The health protocol of the Pandemic is now part of our culture, never to go away. We forgot that even a small gathering could stir an outbreak! Who cares? The national government already claims a successful three-day massive vaccination drive across the country with more than 15M inoculated for covid protection. Weren’t we told that this is all part of the preparation for face-to-face classes, back to new normal work, economic recovery?


With a relative relaxation of rules, friends from the SMEs and the tourism industry in Bicol -both government and private sector – had shared with me their desire to help reboot the local tourism industry to bring out the best of the natural resources and products made in their localities, even with facemasks on. Did you hear about the refurbished world-class Manila Zoo’s reopening with a soft launch on Rizal Day, before the New Year? I promised my son, his wife, and our six-year-old apo in the UAE, who had planned to come home this year, to include the Manila Zoo part of the itinerary.

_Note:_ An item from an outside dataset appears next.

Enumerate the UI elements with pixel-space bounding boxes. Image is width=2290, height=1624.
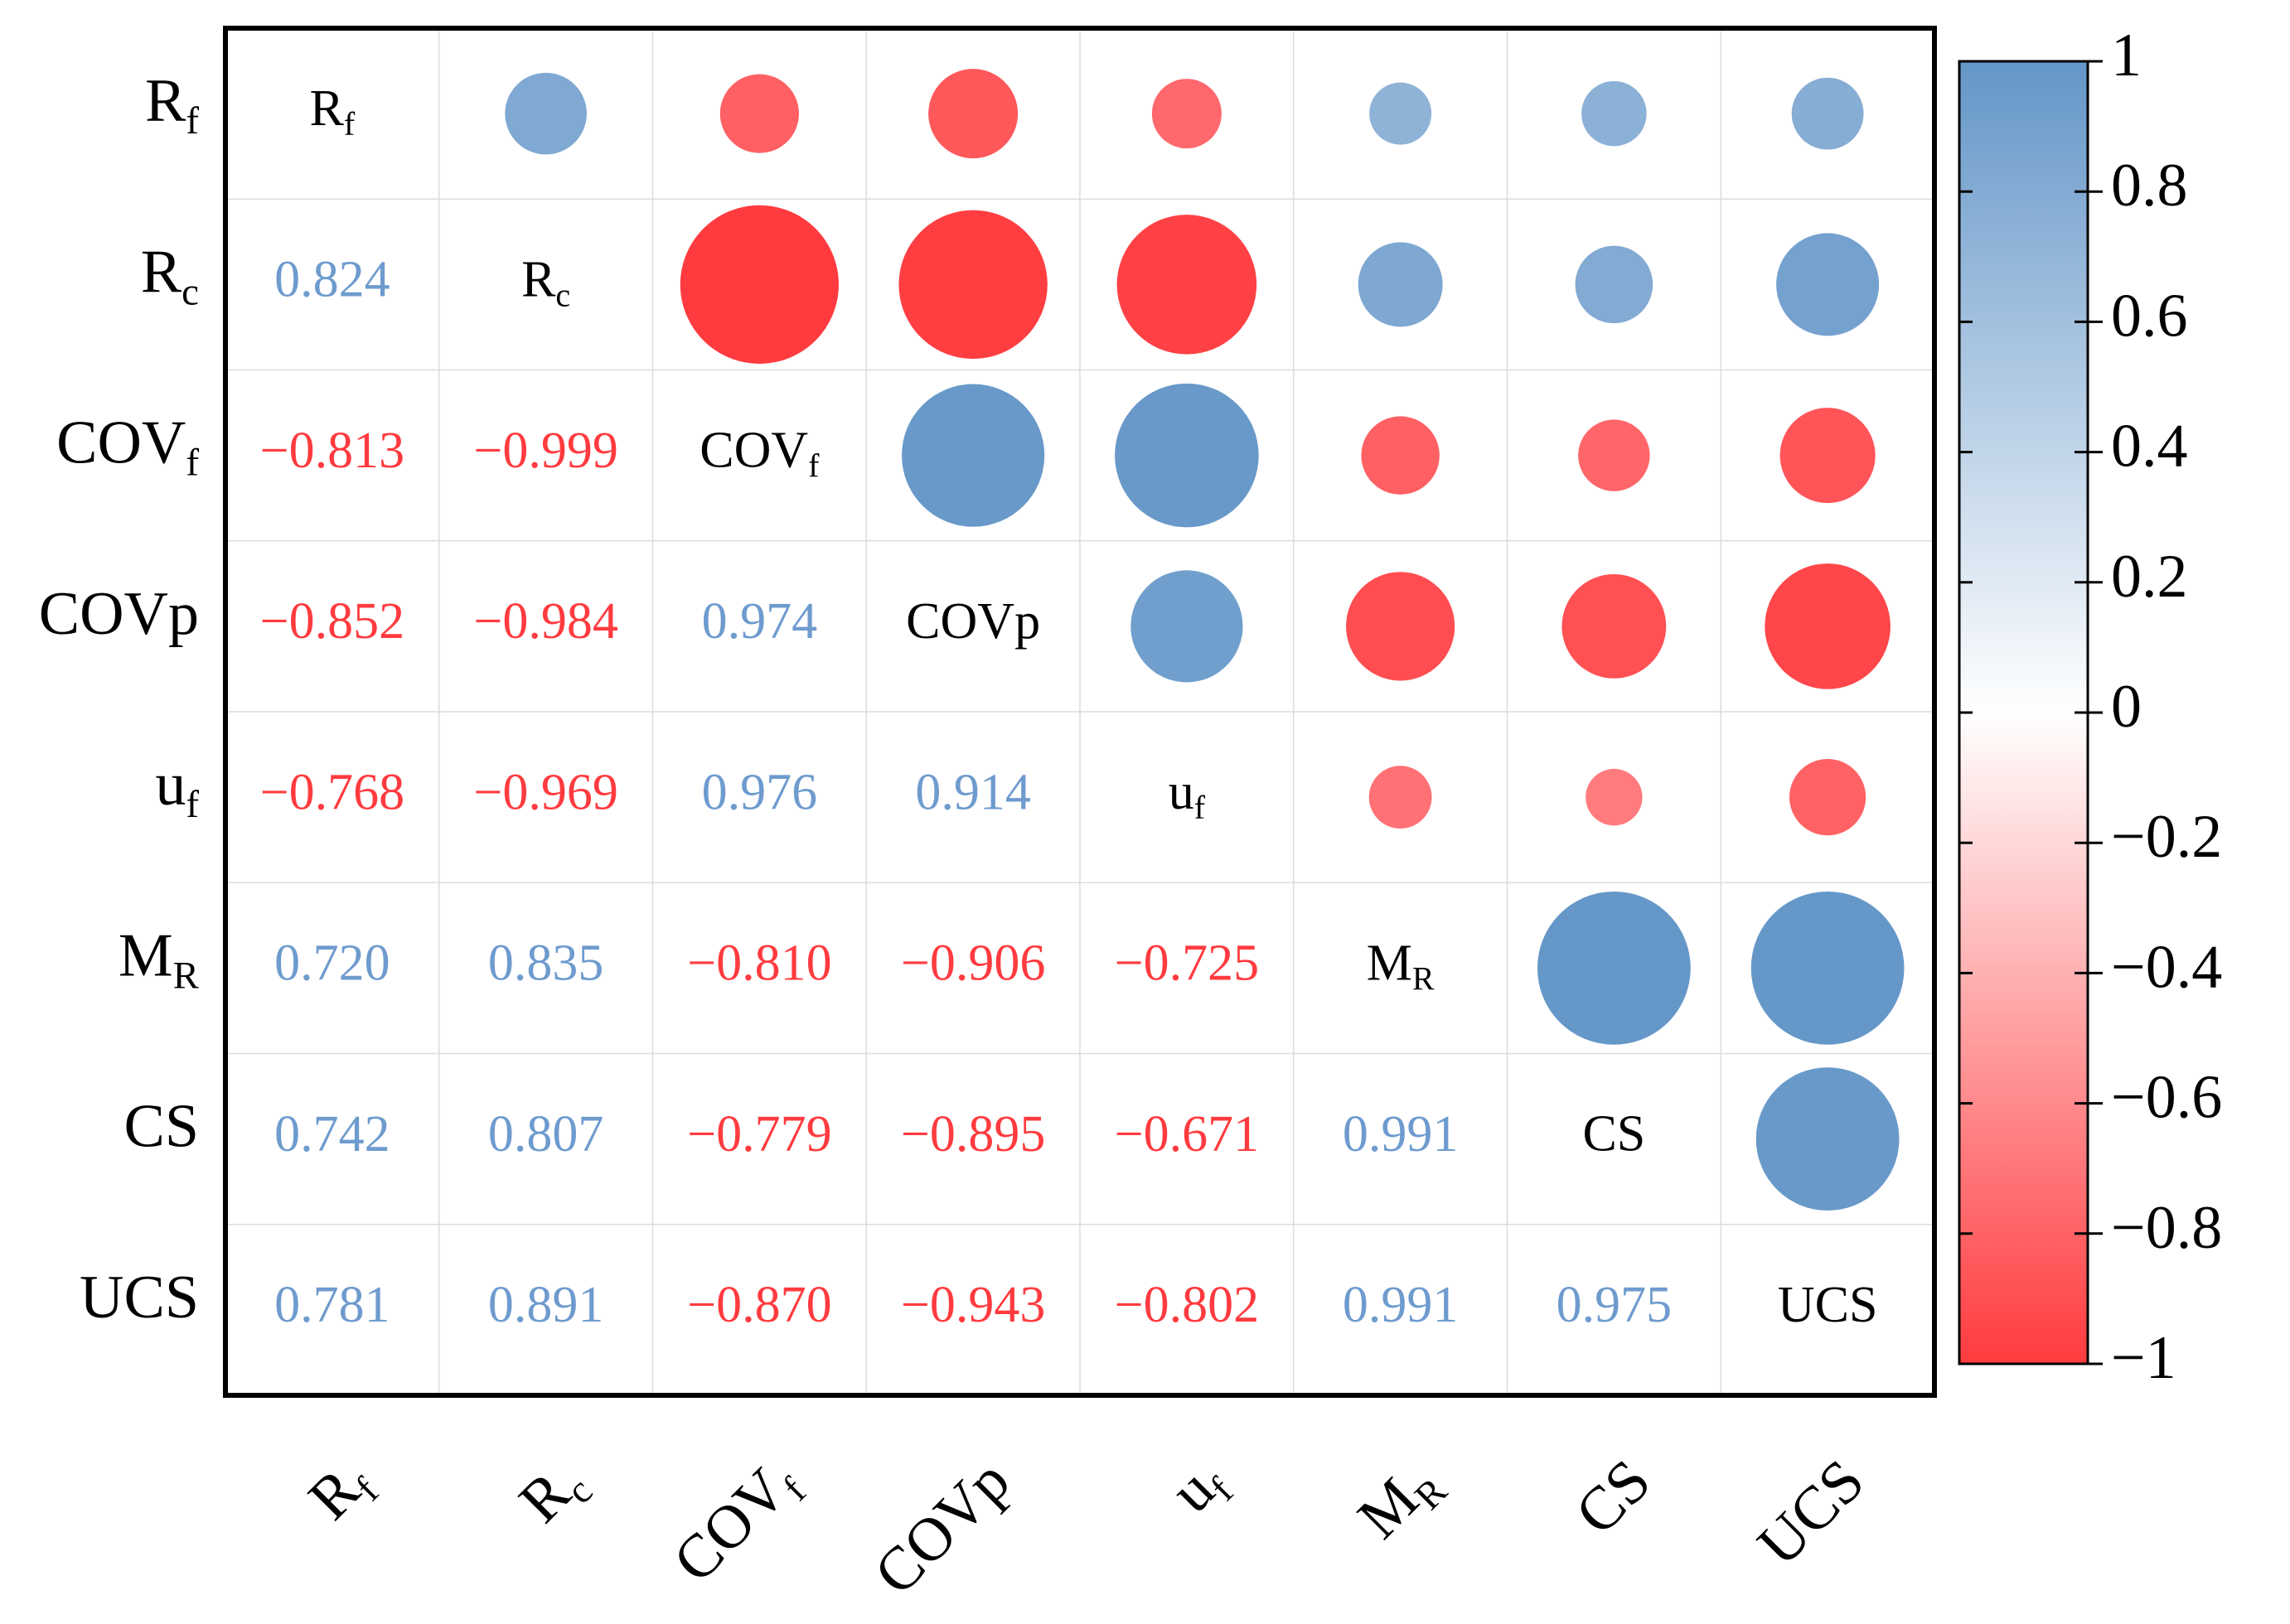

But with the Omicron, how can this family enjoyment now be a reality? All of a sudden, the plans all crumbled. From South Africa to the US, Europe, and Asia, the COVID-19 Omicron variant has arrived. It is now at the doorsteps of Bicol. Suddenly, the malls and churches begin to be almost half-empty again, while the streets and highways struggle to keep busy with commerce and daily life.

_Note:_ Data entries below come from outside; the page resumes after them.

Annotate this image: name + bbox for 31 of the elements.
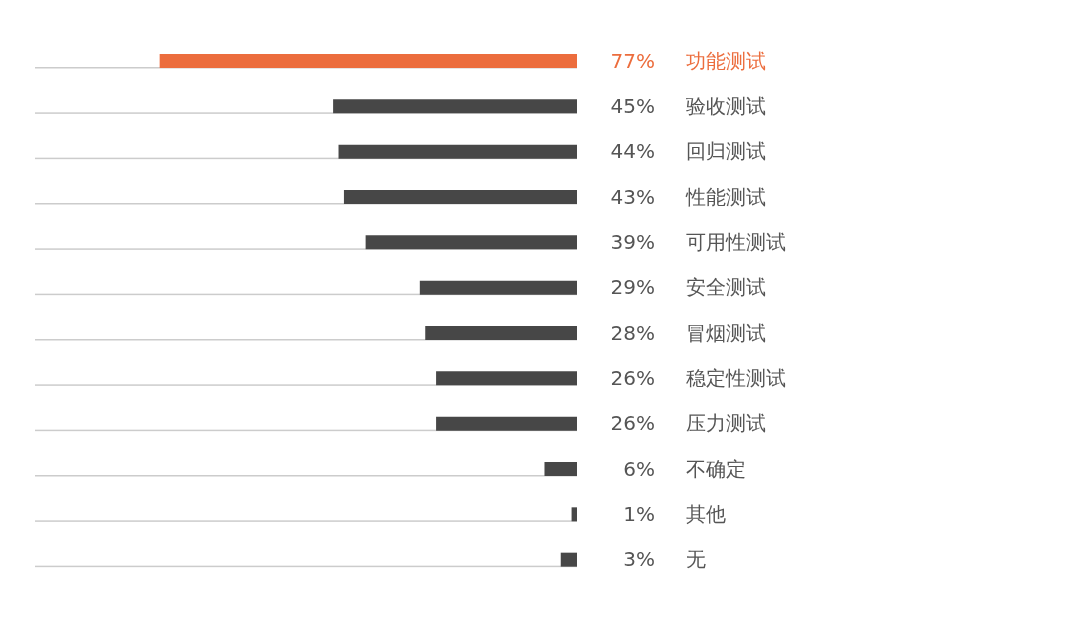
y-tick-label: 性能测试: [685, 184, 766, 209]
data-label: 43%: [610, 184, 655, 209]
data-label: 44%: [610, 139, 655, 164]
data-label: 45%: [610, 94, 655, 118]
data-label: 39%: [610, 230, 655, 254]
bar: [436, 416, 577, 431]
y-tick-label: 回归测试: [686, 139, 766, 164]
data-label: 77%: [610, 48, 655, 73]
y-tick-label: 稳定性测试: [686, 366, 786, 390]
data-label: 26%: [610, 366, 655, 390]
y-tick-label: 验收测试: [686, 94, 766, 118]
data-label: 26%: [610, 411, 655, 436]
y-tick-label: 安全测试: [686, 275, 766, 300]
bar: [425, 326, 577, 340]
y-tick-label: 功能测试: [686, 48, 766, 73]
y-tick-label: 无: [686, 547, 706, 572]
y-tick-label: 压力测试: [686, 411, 766, 436]
y-tick-label: 其他: [686, 502, 726, 526]
bar: [571, 507, 577, 522]
y-tick-label: 不确定: [686, 456, 746, 481]
bar: [560, 552, 577, 567]
y-tick-label: 冒烟测试: [686, 320, 766, 345]
data-label: 1%: [623, 502, 655, 526]
y-tick-label: 可用性测试: [686, 230, 786, 254]
data-label: 3%: [623, 547, 655, 572]
bar: [419, 280, 577, 295]
data-label: 28%: [610, 320, 655, 345]
data-label: 29%: [610, 275, 655, 300]
bar: [436, 371, 577, 386]
data-label: 6%: [623, 456, 655, 481]
bar: [544, 462, 577, 476]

We ask: What’s next? Globally, Omicron has become the most frustrating bad news of the New Year. This variant is very transmissible and adept at evading immune defenses. Although less severe it is still dangerous. How can we not know this dreaded disease up close when every day, it has been the main content on FB and mainstream media since the start of the Pandemic? Most people who fall sick will experience mild to moderate symptoms and recover without special treatment. Nevertheless, almost 6 million people have died from covid, and many more millions have become seriously ill requiring medical attention. By now, we should know how not to get the virus or at least be protected.


The coming of the Omicron serves as another disaster drill for readiness and survival. It’s a disaster response awakening and alarm. The Pandemic caught us unprepared. Are we still unprepared today? Being part of TBM and its vision for resilient and sustainable communities, I think that what we need to remember has gone normal - the world is one whole cycle of outbreaks of disease, war, and disaster. We are part of how this problem came about. But it is the state policies of every country and how its government pursues equality of choices and human development that spells a big difference. Pressed for an answer if the Omicron may be the start of the end of the Pandemic, the WHO Director-General Tedros Adhanom Ghebreyesus said he was optimistic that the Covid-19 Pandemic would end in 2022 only if inequity ends in the global response to the health crisis – with most of the poor countries, the Philippines included, driven out of the access to nutritional food, other basic needs, medicines, vaccines, and facilities cornered by the West (emphasis provided).